Foundation TSFM Relevance
| Agenda slot | Verdict | Evidence | Missing pieces |
|---|---|---|---|
| Latent-state prediction | partially closes outside time series | Predicts future latent dynamics from state/action histories and uses a frozen-latent prober to recover physically meaningful state trajectories. | Needs numeric multivariate time-series evidence, latent identifiability tests under non-Gaussian policy-shaped data, and rare-event/state probes. |
| Control and counterfactuals | partially closes outside time series | Uses explicit control inputs and MPPI candidate-action rollouts for closed-loop real-world control. | Needs typed digital interventions, calibrated uncertainty, counterfactual validation, and operational telemetry benchmarks. |
| Data diversity and long tail | adjacent | Domain-randomized simulation plus TDQ scoring links state-action coverage, transition richness, parameter diversity, and prediction error. | Needs public release of data generation/reproduction scripts and tests on non-robotic action-conditioned time-series corpora. |
| Real-time serving | adjacent | TensorRT deployment on Jetson Orin NX keeps repeated latent rollout evaluation near a 100 Hz control budget. | Needs always-on streaming state updates, multi-system serving cost, and telemetry-scale inference evidence. |
| Benchmark hygiene | warning | Open-loop prediction, closed-loop tracking, platform variation, and noise corruption are reported separately instead of collapsing to one score. | Needs independent reproduction, released code/data, richer distribution shifts, and planning-success versus prediction-error decomposition. |
Links Into The Wiki
- SkyJEPA
- JEPA
- Latent-Space Predictive Learning
- Latent-State Time-Series Modeling
- World Models
- Robotics Time-Series Modeling
- Action-Conditioned Time-Series Datasets
- Foundation Time-Series Model Research Agenda
Open Questions
- Does the physics-inspired prober preserve enough hidden state under larger visual, wind, contact, or obstacle distributions, or is it tuned to the low-dimensional state-control regime?
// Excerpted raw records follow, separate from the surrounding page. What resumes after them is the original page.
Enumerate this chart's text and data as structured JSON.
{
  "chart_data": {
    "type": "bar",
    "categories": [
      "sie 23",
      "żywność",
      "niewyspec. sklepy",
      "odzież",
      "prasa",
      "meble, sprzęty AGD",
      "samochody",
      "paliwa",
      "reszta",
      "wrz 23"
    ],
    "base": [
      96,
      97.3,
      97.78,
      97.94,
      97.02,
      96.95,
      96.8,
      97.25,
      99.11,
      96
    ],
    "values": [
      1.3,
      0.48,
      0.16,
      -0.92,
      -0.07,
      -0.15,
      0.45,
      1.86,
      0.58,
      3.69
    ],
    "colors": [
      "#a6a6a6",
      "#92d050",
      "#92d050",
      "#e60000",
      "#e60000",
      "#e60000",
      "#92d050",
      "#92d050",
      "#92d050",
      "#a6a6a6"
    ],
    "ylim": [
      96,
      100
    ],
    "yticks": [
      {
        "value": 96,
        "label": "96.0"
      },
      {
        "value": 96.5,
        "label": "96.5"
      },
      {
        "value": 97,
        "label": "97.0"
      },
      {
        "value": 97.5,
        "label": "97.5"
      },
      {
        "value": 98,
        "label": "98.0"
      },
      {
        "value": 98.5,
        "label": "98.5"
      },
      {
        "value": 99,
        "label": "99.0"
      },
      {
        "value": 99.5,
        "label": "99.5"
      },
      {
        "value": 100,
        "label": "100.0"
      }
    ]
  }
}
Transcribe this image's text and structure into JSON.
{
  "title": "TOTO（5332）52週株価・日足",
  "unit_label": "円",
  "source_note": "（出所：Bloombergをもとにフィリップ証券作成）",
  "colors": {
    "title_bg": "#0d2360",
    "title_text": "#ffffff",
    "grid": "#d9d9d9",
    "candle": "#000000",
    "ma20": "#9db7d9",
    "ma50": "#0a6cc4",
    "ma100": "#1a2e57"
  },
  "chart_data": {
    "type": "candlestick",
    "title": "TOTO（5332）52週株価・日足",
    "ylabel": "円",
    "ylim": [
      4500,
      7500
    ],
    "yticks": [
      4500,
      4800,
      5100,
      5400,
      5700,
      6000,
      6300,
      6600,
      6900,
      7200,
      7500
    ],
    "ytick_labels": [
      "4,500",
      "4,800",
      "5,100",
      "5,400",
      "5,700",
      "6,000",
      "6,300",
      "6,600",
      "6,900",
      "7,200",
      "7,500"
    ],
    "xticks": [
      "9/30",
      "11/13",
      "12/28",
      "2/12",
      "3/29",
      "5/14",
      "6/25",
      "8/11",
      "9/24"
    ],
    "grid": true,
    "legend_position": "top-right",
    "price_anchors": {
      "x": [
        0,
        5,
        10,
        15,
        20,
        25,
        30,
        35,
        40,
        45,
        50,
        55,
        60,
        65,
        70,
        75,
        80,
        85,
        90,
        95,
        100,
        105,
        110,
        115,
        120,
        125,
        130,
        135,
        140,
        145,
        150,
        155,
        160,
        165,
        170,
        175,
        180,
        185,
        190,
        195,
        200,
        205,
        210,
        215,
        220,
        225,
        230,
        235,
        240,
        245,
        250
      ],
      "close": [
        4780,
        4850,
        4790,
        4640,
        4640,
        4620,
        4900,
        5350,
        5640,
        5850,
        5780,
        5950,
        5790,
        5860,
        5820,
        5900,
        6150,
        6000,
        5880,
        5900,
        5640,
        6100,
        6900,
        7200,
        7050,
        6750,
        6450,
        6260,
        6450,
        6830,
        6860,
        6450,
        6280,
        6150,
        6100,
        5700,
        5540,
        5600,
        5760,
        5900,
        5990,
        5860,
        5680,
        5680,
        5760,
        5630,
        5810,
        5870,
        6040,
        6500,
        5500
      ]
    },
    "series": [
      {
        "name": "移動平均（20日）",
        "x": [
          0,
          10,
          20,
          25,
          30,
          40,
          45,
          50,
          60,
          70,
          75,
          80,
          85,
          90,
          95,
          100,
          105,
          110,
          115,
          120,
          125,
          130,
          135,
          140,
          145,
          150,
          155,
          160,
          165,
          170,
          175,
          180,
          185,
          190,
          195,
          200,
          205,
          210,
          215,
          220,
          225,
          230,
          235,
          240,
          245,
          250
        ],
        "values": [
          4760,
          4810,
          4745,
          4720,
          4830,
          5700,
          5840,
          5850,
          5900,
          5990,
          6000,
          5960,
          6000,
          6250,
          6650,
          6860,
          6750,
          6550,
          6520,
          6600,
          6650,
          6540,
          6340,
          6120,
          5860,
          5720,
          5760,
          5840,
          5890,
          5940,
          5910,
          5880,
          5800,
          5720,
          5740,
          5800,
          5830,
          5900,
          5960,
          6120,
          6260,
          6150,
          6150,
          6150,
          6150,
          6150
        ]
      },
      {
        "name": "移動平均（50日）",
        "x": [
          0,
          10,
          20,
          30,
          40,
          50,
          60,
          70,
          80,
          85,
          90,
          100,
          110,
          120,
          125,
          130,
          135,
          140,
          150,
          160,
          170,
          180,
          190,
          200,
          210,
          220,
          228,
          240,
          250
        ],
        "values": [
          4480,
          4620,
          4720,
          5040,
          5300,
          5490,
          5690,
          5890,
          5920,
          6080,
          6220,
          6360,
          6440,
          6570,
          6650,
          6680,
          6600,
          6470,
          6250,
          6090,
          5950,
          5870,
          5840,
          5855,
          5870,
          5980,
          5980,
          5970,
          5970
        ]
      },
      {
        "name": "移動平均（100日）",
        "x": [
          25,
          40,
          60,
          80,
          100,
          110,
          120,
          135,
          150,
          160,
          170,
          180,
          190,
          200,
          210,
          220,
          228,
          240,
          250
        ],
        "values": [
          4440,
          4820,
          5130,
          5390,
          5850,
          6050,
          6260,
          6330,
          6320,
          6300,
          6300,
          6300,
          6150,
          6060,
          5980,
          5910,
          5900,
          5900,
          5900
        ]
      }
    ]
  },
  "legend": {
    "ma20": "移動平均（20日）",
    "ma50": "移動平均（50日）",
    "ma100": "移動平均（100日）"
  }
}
- Can the TDQ score predict downstream closed-loop success, not only open-loop state RMSE?
- How much of the sim-to-real result comes from JEPA-style latent prediction versus domain-randomized data coverage and the structured prober?
- Would adding calibrated uncertainty improve MPPI action ranking under larger platform shifts or partial sensor failures?
- Can the same latent-dynamics-plus-structured-prober pattern transfer to non-vision operational time series where the state variables, interventions, and constraints are typed but not governed by rigid-body equations?